When logging to a file, the disk is too slow to keep up with the logging rate.
For any of these reasons, please report these problems to the provider of the application or service that is generating the events. These issues can only be fixed by the application developer or the service logging the events. If the missing events are being reported in the Event Log Service, this may indicate a problem with the configuration of the Event Log service. The user may have some limited ability to increase the maximum disk space to be used by the Event Log Service which may reduce the number of missing events.
How to view a USB ETW trace in Netmon
This topic describes how to example a event trace file by using Netmon.
After you install Netmon and configure it for use with USB ETW files, as described in How to install Netmon and the USB ETW Parsers, you can use it to examine a trace file.
Opening an ETW file
To view a trace file in Netmon, on the Start screen, type «netmon» to open Netmon. Open the trace file by using one of the following methods:
- On the File menu, click Open, click Capture, and then select the .etl file.
- Click the Open Capture button and select the .etl file.
- Press CTRL+O and select the .etl file.
An event trace is made up of individual events, each of which indicates something that happened in the driver stack. Each event conforms to one of several types defined by the driver stack.
Observe that the events are listed in the Frame Summary pane. The preceding image shows evens from USB 2.0 driver stack. Note the following columns in this pane:
- Time Offset: The timestamp for the event, specified as an offset from the start time of the log.
- Protocol Name: The driver that logged the event. For USB events, the driver is USB Hub or USB Port.
- Description: A descriptive name for the event.
Select an event in the Frame Summary pane. Netmon displays the details for the event in the Frame Details and Hex Details panes. In the Frame Details pane, expand the items to examine the details of the event. For an example of using Netmon to examine a USB trace file, see Case Study: Troubleshooting an Unknown USB Device by Using ETW and Netmon.
New columns the USB ETW parser for USB 3.0 driver stack
Important types of events from the USB 2.0 driver stack are also defined in the USB 3.0 driver stack. However, there are subtle differences between those types.

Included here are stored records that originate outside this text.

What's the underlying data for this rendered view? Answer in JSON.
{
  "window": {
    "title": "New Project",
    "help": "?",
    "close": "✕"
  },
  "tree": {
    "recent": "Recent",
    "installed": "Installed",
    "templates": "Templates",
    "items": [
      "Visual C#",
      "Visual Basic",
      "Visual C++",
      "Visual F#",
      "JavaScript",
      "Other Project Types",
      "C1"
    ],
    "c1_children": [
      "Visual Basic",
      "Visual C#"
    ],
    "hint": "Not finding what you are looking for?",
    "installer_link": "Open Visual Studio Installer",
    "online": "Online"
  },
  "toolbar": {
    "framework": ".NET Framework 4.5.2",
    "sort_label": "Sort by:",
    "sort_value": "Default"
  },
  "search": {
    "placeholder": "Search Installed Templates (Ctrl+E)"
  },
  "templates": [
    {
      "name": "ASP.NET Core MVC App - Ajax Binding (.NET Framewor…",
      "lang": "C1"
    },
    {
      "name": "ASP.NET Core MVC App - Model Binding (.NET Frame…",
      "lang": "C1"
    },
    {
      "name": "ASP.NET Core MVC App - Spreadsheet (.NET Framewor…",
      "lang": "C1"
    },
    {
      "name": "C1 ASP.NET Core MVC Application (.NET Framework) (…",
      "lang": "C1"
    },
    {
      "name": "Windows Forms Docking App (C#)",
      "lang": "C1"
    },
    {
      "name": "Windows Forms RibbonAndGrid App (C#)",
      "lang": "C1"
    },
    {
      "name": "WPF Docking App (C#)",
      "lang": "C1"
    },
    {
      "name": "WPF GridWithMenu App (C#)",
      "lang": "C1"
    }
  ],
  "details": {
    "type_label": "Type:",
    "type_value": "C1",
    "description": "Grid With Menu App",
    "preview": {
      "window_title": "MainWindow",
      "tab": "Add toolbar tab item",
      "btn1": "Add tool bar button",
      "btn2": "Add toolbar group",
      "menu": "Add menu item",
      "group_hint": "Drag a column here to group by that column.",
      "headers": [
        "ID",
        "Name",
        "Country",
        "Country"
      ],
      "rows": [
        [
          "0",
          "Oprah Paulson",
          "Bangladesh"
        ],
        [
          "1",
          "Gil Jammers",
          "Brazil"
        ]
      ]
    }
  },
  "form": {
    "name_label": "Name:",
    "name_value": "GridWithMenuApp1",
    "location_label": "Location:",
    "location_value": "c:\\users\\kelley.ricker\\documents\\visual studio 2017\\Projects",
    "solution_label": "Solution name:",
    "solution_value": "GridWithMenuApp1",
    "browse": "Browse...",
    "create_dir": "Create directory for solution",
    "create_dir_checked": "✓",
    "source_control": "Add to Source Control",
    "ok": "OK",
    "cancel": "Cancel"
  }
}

For example, consider the USB control transfer completion event type (Description : USBPort:Complete URB_FUNCTION_CONTROL_TRANSFER_EX with Data):
For USB 2.0 driver stack event type, Frame Details pane shows idVendor (also known as USB VID) and idProduct (also known as USB PID). This image shows event trace for a USB 2.0 device connected to USB 2.0 host controller.
For USB 3.0 driver stack event type, Frame Details pane does not contain idVendor or idPid. That information is available by adding new columns to the Frame Summary pane as shown in this image.
Notice these new columns:
- USB Device Description
- USB Vid
- USB Pid
- USB Length
- USB Request Duration
All USB event traces (USB 2.0 and USB 3.0) now show more information about the request as each URB completes. Notice values, such as, «41 of 255» under USB Length. Those values indicate the actual transfer length of each URB on completion with the context of the total request length (original TransferBufferLength specified by the client driver). Also, you can see how long (in seconds) it took for a request to complete under the USB Request Duration column.
Adding filters to the Display Filter pane
You can use capture filters to narrow down the event traces for a specific scenario. You can write new filters for event traces from USB 2.0 and USB 3.0 driver stacks:
All columns can be filtered. To create a filter, right-click a cell and select Add » » to Display Filter. Netmon creates a filter based on its value and the column name and adds it under the Display Filter pane.